I used this approach in Lindeløv et al. (2017), and the code for that analysis can be found on OSF. Another solution is doing an interactive process to home in on the prior probability that leads to equal sampling of model 0 and 1:

  1. Start with equal model probabilities: which_model ~ dbern(0.5)
  2. If the models are sampled very unevenly (i.e., by a factor of more than 20), run the sampling again using the inverse posterior probability as prior in the next iteration. So if model 1 was sampled 97% of the time, you set which_model ~ dbern(1 - 0.97). If the 97% estimate was correct, model 1 should now be sampled 50% of the time relative to this prior meaning that its posterior probability is indeed 97%.
  3. Continue (2) until both models are sampled evenly.

Evaluation: The product space method will work for everything. Test completely different models with all sorts of fancy switch points, non-linear effects, strange priors, non-standard covariance matrices, etc. Also, learning BUGS was the event that really made me understand linear models and how non-magic they are.

However, this requires expert knowledge. It takes time to implement, change, and sample, so you feel less inclined to do model testing and sensitivity analyses, which you really should do! I only use product space in cases of emergency.

Summary of mixed models

  • lme4 and BIC: 0.081
  • BayesFactor: 0.095
  • brms::hypothesis: 0.413
  • brms::bayes_factor: 0.414

It is nice to see consistency between the two brms approaches, now that we have well-behaving priors.

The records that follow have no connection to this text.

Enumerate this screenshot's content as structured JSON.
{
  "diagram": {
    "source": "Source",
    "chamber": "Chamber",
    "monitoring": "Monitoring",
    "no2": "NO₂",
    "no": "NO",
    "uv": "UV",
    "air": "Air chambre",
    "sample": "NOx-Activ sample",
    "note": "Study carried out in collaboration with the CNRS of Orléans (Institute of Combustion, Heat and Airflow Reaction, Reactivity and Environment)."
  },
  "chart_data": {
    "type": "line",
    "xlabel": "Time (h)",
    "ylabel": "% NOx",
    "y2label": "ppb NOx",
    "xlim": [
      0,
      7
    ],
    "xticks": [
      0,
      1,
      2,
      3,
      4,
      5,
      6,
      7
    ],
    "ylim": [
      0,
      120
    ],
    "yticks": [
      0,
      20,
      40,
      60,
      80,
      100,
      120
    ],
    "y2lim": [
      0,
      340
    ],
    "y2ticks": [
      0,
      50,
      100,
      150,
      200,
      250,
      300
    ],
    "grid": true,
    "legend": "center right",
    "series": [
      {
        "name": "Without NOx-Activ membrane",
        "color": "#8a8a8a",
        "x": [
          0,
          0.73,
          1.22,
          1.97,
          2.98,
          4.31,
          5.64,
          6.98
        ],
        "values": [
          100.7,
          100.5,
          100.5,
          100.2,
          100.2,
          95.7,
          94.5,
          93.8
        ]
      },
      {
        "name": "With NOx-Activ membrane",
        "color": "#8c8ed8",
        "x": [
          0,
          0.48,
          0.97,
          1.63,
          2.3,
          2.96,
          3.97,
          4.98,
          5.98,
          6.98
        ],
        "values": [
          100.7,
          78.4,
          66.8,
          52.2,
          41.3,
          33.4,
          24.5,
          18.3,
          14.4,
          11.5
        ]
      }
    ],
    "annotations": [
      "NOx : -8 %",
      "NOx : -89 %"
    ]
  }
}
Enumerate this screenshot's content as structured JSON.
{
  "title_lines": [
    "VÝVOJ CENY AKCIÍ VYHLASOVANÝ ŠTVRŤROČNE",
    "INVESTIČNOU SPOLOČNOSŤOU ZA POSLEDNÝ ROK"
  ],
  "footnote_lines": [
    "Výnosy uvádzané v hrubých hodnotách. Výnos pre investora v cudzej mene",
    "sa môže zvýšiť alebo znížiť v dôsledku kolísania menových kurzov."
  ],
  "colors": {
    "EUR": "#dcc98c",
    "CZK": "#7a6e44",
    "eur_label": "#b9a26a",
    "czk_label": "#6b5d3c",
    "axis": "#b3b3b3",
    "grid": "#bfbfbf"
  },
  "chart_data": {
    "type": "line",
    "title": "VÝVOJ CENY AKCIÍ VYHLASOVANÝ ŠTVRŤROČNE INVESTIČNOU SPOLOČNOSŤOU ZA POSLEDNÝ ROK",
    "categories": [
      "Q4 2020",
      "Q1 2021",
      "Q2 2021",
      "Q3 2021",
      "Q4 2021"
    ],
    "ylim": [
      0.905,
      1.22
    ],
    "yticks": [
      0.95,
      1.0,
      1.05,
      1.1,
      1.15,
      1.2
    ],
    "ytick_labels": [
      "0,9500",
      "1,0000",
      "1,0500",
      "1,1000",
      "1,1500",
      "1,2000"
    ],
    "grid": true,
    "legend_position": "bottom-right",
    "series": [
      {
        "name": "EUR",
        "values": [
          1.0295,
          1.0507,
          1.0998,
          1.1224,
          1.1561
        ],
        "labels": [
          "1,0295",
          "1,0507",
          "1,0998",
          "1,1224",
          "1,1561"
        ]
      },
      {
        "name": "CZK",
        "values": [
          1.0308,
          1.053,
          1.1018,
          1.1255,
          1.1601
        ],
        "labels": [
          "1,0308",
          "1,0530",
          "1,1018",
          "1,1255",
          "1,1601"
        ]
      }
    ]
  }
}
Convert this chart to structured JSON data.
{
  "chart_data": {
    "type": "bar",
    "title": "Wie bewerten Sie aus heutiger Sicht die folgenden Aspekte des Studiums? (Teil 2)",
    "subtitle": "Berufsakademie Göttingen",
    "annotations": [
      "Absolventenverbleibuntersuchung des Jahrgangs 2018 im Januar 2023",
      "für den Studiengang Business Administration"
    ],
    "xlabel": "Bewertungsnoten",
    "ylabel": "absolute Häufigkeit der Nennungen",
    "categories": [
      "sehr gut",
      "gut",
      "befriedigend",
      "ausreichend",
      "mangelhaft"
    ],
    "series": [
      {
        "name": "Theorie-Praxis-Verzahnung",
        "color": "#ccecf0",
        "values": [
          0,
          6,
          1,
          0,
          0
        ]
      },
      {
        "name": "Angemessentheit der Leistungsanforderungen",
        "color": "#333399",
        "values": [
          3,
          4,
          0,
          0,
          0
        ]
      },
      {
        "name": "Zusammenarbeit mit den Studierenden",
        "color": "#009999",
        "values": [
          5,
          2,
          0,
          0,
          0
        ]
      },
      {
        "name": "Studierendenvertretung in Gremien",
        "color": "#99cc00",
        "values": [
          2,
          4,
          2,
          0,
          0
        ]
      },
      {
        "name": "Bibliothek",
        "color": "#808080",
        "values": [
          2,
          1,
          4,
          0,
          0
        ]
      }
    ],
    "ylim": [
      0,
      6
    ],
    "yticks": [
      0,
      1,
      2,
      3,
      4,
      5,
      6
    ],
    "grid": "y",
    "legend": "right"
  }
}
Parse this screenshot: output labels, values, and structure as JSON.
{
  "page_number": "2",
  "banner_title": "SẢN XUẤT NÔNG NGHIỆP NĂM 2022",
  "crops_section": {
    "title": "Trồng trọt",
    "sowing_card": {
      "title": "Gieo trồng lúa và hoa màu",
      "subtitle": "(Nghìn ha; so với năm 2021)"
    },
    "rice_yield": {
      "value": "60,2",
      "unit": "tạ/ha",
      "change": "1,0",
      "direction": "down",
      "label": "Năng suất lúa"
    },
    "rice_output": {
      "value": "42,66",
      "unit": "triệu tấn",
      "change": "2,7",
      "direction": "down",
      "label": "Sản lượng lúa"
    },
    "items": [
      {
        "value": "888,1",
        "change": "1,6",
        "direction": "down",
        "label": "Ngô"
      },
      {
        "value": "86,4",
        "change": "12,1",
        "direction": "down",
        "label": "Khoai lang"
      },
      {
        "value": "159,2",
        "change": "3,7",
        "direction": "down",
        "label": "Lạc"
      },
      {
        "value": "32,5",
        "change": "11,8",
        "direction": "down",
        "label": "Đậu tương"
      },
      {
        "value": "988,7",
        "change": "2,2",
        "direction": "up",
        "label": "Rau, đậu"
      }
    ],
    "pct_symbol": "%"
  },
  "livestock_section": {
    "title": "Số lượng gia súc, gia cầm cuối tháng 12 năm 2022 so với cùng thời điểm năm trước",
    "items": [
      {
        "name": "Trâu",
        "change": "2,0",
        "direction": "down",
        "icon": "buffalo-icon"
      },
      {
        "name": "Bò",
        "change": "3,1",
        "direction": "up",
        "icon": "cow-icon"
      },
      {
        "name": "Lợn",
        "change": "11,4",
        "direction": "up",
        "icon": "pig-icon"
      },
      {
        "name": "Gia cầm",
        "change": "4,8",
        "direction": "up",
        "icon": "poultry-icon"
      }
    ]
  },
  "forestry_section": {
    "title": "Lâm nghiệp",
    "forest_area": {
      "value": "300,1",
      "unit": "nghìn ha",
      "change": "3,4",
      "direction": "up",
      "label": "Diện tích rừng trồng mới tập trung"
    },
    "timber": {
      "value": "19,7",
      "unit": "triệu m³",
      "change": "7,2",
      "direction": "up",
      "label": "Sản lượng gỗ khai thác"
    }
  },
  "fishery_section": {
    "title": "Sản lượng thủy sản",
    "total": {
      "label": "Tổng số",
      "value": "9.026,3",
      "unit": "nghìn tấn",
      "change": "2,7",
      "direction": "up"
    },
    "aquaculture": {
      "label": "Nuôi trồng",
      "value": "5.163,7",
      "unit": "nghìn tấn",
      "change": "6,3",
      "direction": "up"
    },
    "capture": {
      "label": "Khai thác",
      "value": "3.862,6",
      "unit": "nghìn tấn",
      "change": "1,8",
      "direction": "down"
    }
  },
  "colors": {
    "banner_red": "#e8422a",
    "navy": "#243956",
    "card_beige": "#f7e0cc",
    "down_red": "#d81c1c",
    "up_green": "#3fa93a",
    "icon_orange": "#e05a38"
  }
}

The more informative priors were only possible in the brms models and this is likely the source of the difference in the magnitude of the belief updating (the Bayes factor).

Honorable mentions

JASP

In the above, I focused exclusively on solutions in R. However, there’s also JASP. JASP is a super-sleek graphical user interface that makes Bayes factors accessible to a wider audience and is a major improvement over SPSS even for frequentist statistics. JASP computes Bayes factors for most popular statistical models, including RM-ANOVA, regression, binomial, etc., and you can specify informative priors. JASP is a graphical interface to R and has hitherto relied on the BayesFactor package for analysis, though the JASP development team is currently working on a more comprehensive solution using BAS (see below).

The BAS package

BAS is a relatively new package which includes many “default priors” which can be specified using a single argument. This is very convenient. While it does GLM, it doesn’t do intercept-only models and mixed models, so I haven’t demoed it in this post. But the syntax for the equivalent of the intercept-only model would be something like:

BAS::bas.lm(score ~ 1, data = intercept_data, prior = 'JZS', alpha = 0.707^2)

Bayes Factors from parameter estimates

Many solutions have been proposed on how to compute Bayes Factors using posterior samples. I have covered the Savage-Dickey method above, which is somewhat fragile and constrained. The Bridge Sampling method of brms::bayes_factor seems like a general solution.

Once in a while, a new paper claims to have found a similar general method. It is beyond my level of expertise to evaluate the merits of these approaches. I do want to raise a warning concerning one popular method, the Harmonic Mean estimate, which has been shown to be highly unreliable.